Veterinary treatment and neutering:
- The CCN welfare officer transfers the cats back into the transport cages and bring them to the allocated vets.
- The transport cages have information on each cage pertaining to that specific cat. The veterinary nurse or vet will complete the forms once the surgery has been completed.
- In the veterinary surgery the feral cats are transferred into a cat restrainer cage to make it safer for the veterinary practice to sedate the cat and cause less stress on the cat.
- Once the sedative has taken effect the cat is taken out of the cage and given a full health check. The cat’s mouth, ears, teeth, eyes, legs, pads and body are checked for any anomalies or abnormalities.
- If any abnormalities are found the CCN welfare officer is contacted immediately by the vet to discuss further actions.
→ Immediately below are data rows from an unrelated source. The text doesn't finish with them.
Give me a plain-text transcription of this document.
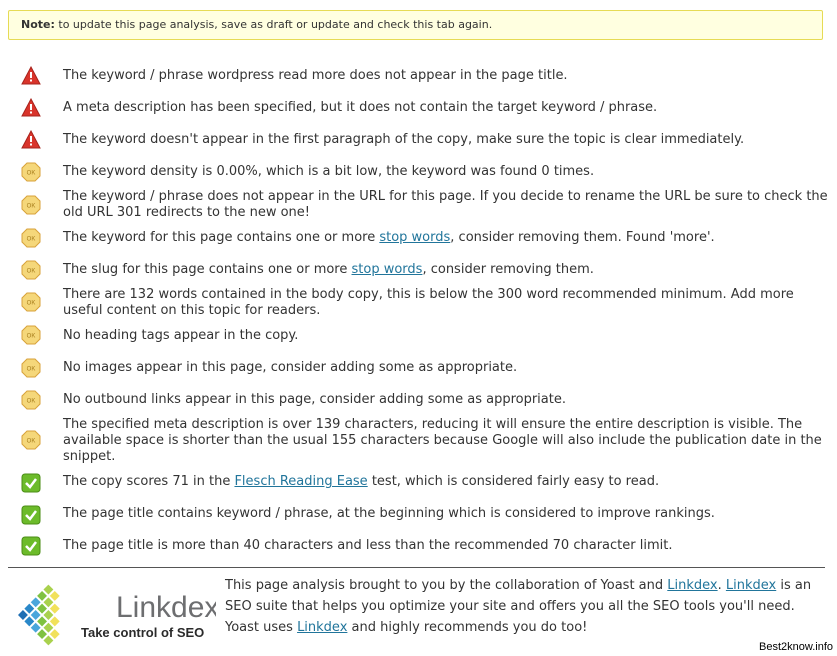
Note: to update this page analysis, save as draft or update and check this tab again.
The keyword / phrase wordpress read more does not appear in the page title.
A meta description has been specified, but it does not contain the target keyword / phrase.
The keyword doesn't appear in the first paragraph of the copy, make sure the topic is clear immediately.
OK The keyword density is 0.00%, which is a bit low, the keyword was found 0 times.
OK
The keyword / phrase does not appear in the URL for this page. If you decide to rename the URL be sure to check the old URL 301 redirects to the new one!
OK The keyword for this page contains one or more stop words, consider removing them. Found 'more'.
OK The slug for this page contains one or more stop words, consider removing them.
OK
There are 132 words contained in the body copy, this is below the 300 word recommended minimum. Add more useful content on this topic for readers.
OK No heading tags appear in the copy.
OK No images appear in this page, consider adding some as appropriate.
OK No outbound links appear in this page, consider adding some as appropriate.
OK
The specified meta description is over 139 characters, reducing it will ensure the entire description is visible. The available space is shorter than the usual 155 characters because Google will also include the publication date in the snippet.
The copy scores 71 in the Flesch Reading Ease test, which is considered fairly easy to read.
The page title contains keyword / phrase, at the beginning which is considered to improve rankings.
The page title is more than 40 characters and less than the recommended 70 character limit.
Linkdex
Take control of SEO
This page analysis brought to you by the collaboration of Yoast and Linkdex. Linkdex is an SEO suite that helps you optimize your site and offers you all the SEO tools you'll need. Yoast uses Linkdex and highly recommends you do too!
Best2know.info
- If everything is normal the surgery continues
- Female cats will be spayed on the left flank – this is always the left hand side of the body. It provides faster access to the organs being removed. The female will have her uterus and ovaries removed to fully ensure that procreation can never take place. Spaying also removes the possibilities of life threatening uterine infections. Additionally, it also greatly reduces the risk of developing potentially fatal mammary tumors later in life.
- Male cats will be castrated. Both testicles will be removed. This will remove their ability and want to mate with females of the species. Neutered male cats become less likely to fight after neutering and are less likely to become involved in fights, resulting in bite injuries and the risk of contracting viral infections. Sexual contact in cats can also lead to transmission of deadly viruses.
- Both female and male cats are left ear-tipped. This is a universal method indicating the neutered status of a cat.
- All cats in our care receive a flea and a worm treatment.
- The CCN welfare officer collects the cats from the vets after surgery.
- The cats are put back into the hospitalisation cages with clean bedding, water and food.
- The males are kept for a minimum of 16 hours after surgery and females 24 hours.
- The cats are checked post-op on an average of every 2 to 3 hours to make sure the bedding is clean and they are recovering well.
- The carer is contacted to make arrangement to return the cats.
Returning the cats:
- The cats are transferred back into the transport cages and returned to the carer.
- The carer receives a quantity of food, CCN’s feral cat aftercare handbook and a photographic and health journal of their cats.
Sterilisation of the equipment:
- After the return of the cats the CCN welfare office has to clean and sterilise all the equipment: traps, transport cages, hospitalisation cages and holding area used for the specific colony to avoid contaminating the next colony or transferring infection.
Feral cats colony information:
- The CCN welfare officer inputs all the information that they have gathered about the colony into our computerised database.
- Photos and descriptions are then uploaded to our Facebook page.
- CCN welfare officers are always available for contact with the carer at any stage.